Nous traversons, en revenant, la ville ou plutôt le bourg d’Yorktown. Ce lieu, si célèbre dans l’histoire américaine, est en effet devenu un endroit des plus misérables, habité par des paysans fiévreux. On nous avait parlé d’installations provisoires qui y seraient établies, d’hôtels en bois qui s’élèveraient avec une rapidité magique et qu’on démonterait ensuite de toutes pièces pour les emporter ailleurs. Je cherche ces hôtels, mais je ne vois que des baraques, et je plains fort ceux qui ont dû y chercher un refuge. Ce qu’il y a par exemple en quantité, ce sont des bars. Sur l’emplacement vrai ou supposé du quartier de chaque général américain, français ou même anglais, une guinguette a été impartialement établie, et je soupçonne ceux qui y sont attablés de n’avoir qu’une idée assez vague des événemens historiques dont ils arrosent largement le souvenir. On enfonce jusqu’à la cheville dans une poussière indescriptible, et, la nuit tombée, il n’est pas très facile, en l’absence de tout éclairage, de retrouver son chemin. Décidément, l’intérêt sera tout entier dans la cérémonie officielle ; l’endroit lui-même n’y ajoutera rien.

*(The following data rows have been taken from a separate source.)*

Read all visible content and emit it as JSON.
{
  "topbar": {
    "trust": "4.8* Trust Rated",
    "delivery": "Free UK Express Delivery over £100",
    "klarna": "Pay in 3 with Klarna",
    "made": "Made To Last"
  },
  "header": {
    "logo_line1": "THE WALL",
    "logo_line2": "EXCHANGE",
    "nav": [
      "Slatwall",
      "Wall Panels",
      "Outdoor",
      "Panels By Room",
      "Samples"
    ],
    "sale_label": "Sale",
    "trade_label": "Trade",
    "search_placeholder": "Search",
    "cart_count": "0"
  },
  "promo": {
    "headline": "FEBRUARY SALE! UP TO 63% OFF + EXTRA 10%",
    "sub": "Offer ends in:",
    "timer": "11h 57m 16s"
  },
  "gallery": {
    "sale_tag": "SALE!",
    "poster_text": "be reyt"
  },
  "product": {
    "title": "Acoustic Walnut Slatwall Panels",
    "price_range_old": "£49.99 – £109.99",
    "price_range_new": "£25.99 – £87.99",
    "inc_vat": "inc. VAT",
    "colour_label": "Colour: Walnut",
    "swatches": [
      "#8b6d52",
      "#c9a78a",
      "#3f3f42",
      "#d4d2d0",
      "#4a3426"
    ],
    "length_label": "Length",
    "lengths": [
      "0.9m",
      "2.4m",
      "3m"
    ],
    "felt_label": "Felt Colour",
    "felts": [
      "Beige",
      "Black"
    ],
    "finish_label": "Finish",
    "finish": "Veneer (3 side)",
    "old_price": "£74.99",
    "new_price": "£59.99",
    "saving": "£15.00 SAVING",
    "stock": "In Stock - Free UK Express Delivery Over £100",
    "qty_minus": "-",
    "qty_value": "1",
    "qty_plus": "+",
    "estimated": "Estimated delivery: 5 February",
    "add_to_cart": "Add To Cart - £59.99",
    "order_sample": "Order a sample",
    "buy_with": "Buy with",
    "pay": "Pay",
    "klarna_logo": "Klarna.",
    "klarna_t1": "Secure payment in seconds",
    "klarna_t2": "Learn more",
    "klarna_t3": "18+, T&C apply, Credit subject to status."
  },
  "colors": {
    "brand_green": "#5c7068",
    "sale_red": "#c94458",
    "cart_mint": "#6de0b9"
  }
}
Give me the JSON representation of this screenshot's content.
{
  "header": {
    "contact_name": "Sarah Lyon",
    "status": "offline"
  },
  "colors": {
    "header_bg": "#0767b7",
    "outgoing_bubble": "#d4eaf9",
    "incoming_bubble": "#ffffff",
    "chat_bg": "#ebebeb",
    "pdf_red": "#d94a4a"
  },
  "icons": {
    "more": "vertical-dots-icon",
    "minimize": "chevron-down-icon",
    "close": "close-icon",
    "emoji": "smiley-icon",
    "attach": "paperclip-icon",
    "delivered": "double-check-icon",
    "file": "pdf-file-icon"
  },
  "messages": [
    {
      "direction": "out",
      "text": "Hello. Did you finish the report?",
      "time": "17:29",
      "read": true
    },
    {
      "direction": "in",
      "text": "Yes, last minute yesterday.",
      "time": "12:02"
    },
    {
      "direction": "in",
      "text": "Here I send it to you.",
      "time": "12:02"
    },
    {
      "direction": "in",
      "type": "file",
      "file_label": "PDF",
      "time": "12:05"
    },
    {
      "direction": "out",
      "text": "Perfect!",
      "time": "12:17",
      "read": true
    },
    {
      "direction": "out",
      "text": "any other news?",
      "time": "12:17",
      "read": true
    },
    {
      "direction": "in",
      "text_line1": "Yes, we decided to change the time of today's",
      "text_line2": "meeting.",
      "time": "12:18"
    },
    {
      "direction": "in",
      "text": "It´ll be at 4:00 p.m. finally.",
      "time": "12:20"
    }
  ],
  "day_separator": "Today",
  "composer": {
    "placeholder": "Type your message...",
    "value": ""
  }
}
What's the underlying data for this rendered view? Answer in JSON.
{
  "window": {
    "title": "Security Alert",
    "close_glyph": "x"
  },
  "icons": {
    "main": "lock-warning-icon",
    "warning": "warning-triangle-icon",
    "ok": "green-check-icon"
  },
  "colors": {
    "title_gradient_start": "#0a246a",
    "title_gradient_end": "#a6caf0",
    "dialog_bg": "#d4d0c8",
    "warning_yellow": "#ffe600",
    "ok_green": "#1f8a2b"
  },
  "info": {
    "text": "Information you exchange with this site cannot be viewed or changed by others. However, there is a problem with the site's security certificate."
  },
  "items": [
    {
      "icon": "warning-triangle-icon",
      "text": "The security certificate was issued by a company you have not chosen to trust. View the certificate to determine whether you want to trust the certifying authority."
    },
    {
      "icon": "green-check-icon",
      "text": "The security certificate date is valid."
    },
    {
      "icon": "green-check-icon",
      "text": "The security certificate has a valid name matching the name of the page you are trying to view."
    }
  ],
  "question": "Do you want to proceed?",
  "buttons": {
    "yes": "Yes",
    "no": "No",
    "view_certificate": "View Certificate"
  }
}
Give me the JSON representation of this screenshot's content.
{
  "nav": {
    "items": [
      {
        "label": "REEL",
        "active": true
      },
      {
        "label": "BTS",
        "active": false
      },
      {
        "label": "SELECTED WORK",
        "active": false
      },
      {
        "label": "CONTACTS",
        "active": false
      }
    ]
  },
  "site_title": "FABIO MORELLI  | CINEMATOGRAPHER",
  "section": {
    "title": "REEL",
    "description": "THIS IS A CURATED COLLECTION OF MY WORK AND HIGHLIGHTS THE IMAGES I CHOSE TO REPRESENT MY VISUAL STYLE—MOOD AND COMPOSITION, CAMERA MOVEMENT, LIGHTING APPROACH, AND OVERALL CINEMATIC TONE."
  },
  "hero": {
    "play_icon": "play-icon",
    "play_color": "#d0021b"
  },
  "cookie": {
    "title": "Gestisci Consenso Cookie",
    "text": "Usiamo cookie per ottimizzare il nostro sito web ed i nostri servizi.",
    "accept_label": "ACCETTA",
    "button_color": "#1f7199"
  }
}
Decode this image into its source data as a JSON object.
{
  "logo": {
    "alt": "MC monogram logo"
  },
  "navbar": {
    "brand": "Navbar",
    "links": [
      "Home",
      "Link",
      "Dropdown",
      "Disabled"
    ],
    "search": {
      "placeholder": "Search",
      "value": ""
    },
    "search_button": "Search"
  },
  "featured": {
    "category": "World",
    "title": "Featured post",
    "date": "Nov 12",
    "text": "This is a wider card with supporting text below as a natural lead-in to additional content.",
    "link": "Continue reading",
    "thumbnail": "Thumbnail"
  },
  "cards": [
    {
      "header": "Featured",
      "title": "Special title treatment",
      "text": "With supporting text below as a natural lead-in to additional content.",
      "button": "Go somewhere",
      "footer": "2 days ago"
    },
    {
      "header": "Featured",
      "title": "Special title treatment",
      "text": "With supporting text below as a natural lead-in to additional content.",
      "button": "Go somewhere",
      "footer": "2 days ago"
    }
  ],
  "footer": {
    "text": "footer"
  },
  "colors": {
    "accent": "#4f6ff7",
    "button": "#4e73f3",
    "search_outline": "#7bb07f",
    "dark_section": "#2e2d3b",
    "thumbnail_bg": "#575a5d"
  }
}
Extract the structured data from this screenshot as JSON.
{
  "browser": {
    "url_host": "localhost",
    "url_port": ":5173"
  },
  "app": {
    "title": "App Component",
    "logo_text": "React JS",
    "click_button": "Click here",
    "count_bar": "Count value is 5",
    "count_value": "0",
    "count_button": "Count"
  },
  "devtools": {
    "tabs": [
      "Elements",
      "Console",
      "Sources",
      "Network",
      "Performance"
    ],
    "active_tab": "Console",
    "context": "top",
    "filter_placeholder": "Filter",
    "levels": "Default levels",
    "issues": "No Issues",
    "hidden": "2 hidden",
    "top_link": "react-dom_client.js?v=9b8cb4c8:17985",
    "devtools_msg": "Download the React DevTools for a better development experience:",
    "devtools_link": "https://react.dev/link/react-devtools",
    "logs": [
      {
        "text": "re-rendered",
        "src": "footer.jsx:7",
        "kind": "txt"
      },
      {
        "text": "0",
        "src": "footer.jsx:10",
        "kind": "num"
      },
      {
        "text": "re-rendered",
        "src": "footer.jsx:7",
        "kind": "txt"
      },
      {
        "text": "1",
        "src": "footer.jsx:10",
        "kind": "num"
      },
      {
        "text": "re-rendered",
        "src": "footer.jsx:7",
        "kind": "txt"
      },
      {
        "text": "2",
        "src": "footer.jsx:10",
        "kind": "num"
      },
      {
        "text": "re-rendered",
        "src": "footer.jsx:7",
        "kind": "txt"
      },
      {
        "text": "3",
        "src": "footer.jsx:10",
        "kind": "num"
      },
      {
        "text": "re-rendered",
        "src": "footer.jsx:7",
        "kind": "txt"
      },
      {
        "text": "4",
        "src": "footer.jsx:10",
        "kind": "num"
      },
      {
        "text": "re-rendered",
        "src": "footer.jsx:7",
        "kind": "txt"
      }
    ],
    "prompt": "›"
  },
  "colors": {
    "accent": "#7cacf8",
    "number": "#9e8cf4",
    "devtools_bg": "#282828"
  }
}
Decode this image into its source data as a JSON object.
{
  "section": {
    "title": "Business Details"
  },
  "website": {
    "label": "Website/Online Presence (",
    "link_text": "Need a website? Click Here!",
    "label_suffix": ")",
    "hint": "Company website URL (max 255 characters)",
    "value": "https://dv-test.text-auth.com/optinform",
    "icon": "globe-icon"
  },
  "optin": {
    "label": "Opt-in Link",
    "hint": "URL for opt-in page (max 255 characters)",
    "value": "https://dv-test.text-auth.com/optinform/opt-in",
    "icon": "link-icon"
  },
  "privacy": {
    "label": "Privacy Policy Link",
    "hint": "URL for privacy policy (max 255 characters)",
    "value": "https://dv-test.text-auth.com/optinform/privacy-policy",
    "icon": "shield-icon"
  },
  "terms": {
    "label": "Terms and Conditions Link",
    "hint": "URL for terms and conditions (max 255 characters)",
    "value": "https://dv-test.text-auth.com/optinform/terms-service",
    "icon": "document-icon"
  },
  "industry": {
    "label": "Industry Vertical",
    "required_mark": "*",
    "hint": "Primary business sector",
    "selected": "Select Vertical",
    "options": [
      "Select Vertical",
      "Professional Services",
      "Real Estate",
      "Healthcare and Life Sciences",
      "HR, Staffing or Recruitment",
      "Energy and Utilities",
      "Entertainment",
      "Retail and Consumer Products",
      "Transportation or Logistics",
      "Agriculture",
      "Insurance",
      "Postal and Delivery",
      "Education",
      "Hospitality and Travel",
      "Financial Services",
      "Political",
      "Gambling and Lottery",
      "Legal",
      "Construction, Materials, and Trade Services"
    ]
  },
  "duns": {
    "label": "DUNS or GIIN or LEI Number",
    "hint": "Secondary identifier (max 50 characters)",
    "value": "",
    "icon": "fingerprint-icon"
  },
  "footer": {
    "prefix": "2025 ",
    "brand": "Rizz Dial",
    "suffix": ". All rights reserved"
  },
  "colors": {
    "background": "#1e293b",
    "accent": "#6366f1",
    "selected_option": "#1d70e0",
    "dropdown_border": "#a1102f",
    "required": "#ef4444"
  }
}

Le lendemain est en effet le grand jour, le jour des discours. Sur le rivage nous attend un immense omnibus, dans lequel nous nous entassons, et qui doit nous conduire au lieu de réunion.
- Dans un chemin montant, sablonneux, malaisé,
quatre maigres chevaux traînent notre omnibus. Au milieu de la côoe, ils sont tellement essoufflés que nous mettons presque tous pied à terre pour les soulager, et nous arrivons ainsi, un peu à la débandade, à la porte d’une grande baraque en bois, baptisée du nom de Lafayette hall, où nous devons attendre le président. Je crains qu’arrivant ainsi à pied, dans la poussière, la délégation française ne manque complètement de prestige aux yeux des populations. Mais sans compter que la population n’est pas nombreuse, je ne me doutais pas combien peu le prestige est de rigueur dans une cérémonie publique aux États-Unis. Après quelques minutes d’attente, le président de la république arrive (en omnibus, je crois, comme nous), et nous nous rendons à sa suite au lieu où doit se passer la cérémonie. C’est une espèce de stand en bois, entouré de tribunes en gradins. L’une de ces tribunes est réservée aux autorités ; quelques mètres carrés de toile grise cloués à quatre piquets sont destinés à préserver lesdites autorités du soleil. On dirait l’estrade d’une gigantesque distribution de prix. Au premier abord, cette simplicité m’a, je dois le dire, étonné ; en y réfléchissant, j’ai fini par la trouver de meilleur goût et en harmonie avec les institutions anciennes du pays. Le président, qui est le premier personnage de l’état, rentrera demain dans le commun des citoyens, et assistera peut-être, perdu dans la foule, à la prochaine cérémonie politique. A quoi bon, pendant l’espace de quatre fois trois cent soixante-cinq jours, le traiter en souverain ? Les Américains sont dans le vrai, et il serait plus logique à nous de les imiter en France, le genre admis.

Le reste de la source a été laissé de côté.